Koprowski, Gene, Insight on the News


Business leaders say economic sanctions on repressive regimes can backfire on U.S. interests.

Last May Sen. Mitch McConnell, a Kentucky Republican, made some moving remarks before the Senate Banking Committee deploring the dismal situation in Burma, where democratic activist Aung San Suu Kyi and her followers have been battling a repressive military regime for years.

"Rape, detentions, killings, forced labor and relocations are just a few of the tools the military regime routinely uses to secure their power," said McConnell. The military regime "is convinced it will pay no price for recalcitrance and repression. Just as they have increased pressure on the democracy movement, we must increase pressure on them. This is the time to move forward and impose sanctions on Burma."

The senator is no stranger to sanctions - 10 years ago, he and Sens. William Roth, Republican from Delaware, and Chris Dodd, Democrat from Connecticut, pushed for the economic measures against South Africa. Other major trading partners of the United States, including France, Britain and Germany, participated in the sanctions, which widely are credited with having brought down apartheid.

But since that time, McConnell and his congressional colleagues have strayed from their initial strategy. Unilateral sanctions increasingly have become the fashionable tool among the political elite to retaliate against repressive regimes which run afoul of U.S. foreign policy, including Libya, Serbia, Cuba, Nigeria, North Korea, Rwanda and now Burma. And increasingly, that policy proclivity is unsettling many in the U.S. business community.

Sanctions score plenty of political points domestically and are easy to support on the cocktail-party circuit in Manhattan and Georgetown. But Caterpillar Inc., Allied Signal and other Fortune 500 companies see multimillion-dollar contracts - and thousands of jobs - lost to foreign competitors whose governments aren't participating in the sanctions. And now these U.S.-based multinationals formally are initiating an effort to convince Congress, the White House and opinion makers that sanctions should be used only as a last resort.

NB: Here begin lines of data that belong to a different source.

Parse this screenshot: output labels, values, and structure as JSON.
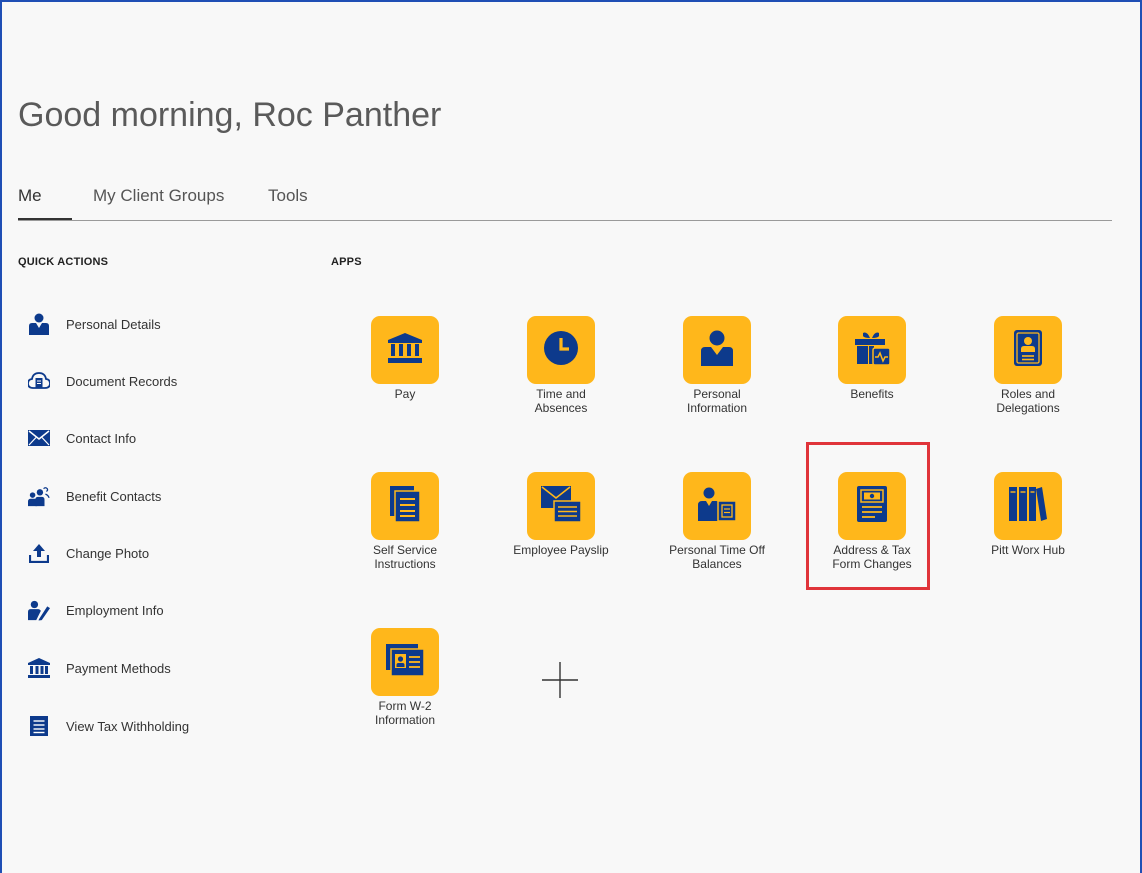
{
  "greeting": "Good morning, Roc Panther",
  "tabs": [
    {
      "label": "Me"
    },
    {
      "label": "My Client Groups"
    },
    {
      "label": "Tools"
    }
  ],
  "quick_actions": {
    "heading": "QUICK ACTIONS",
    "items": [
      {
        "label": "Personal Details",
        "icon": "person-icon"
      },
      {
        "label": "Document Records",
        "icon": "cloud-document-icon"
      },
      {
        "label": "Contact Info",
        "icon": "envelope-icon"
      },
      {
        "label": "Benefit Contacts",
        "icon": "family-icon"
      },
      {
        "label": "Change Photo",
        "icon": "upload-icon"
      },
      {
        "label": "Employment Info",
        "icon": "person-edit-icon"
      },
      {
        "label": "Payment Methods",
        "icon": "bank-icon"
      },
      {
        "label": "View Tax Withholding",
        "icon": "document-icon"
      }
    ]
  },
  "apps": {
    "heading": "APPS",
    "items": [
      {
        "label": "Pay",
        "icon": "bank-icon"
      },
      {
        "label": "Time and\nAbsences",
        "icon": "clock-icon"
      },
      {
        "label": "Personal\nInformation",
        "icon": "person-icon"
      },
      {
        "label": "Benefits",
        "icon": "gift-icon"
      },
      {
        "label": "Roles and\nDelegations",
        "icon": "badge-icon"
      },
      {
        "label": "Self Service\nInstructions",
        "icon": "pages-icon"
      },
      {
        "label": "Employee Payslip",
        "icon": "payslip-icon"
      },
      {
        "label": "Personal Time Off\nBalances",
        "icon": "person-document-icon"
      },
      {
        "label": "Address & Tax\nForm Changes",
        "icon": "tax-form-icon"
      },
      {
        "label": "Pitt Worx Hub",
        "icon": "books-icon"
      },
      {
        "label": "Form W-2\nInformation",
        "icon": "id-card-icon"
      }
    ]
  },
  "colors": {
    "tile": "#ffb71b",
    "icon": "#0d3a8c",
    "highlight": "#e0343a"
  }
}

"Greater restraint should be exercised by our policymakers, meaning the Congress and the executive branch, in reaching for the instrument of unilateral sanctions to respond to a foreign-policy problem," says Daniel O'Flaherty, vice president of the National Foreign Trade Council, a group of 500 U.S. multinational companies. "There has been, for the last couple of years, a fairly dramatic increase in the number of sanctions that have been proposed and the number that have been imposed. There is a growing alarm and concern among CEOs of major companies that market after market either is being denied them, or their operations are being complicated by these efforts. And even if these efforts are unsuccessful, there is an effect on business relationships."

Adds Caterpillar Chairman Donald Fites in an opinion piece he is preparing on the subject: "The real pressure is on the U.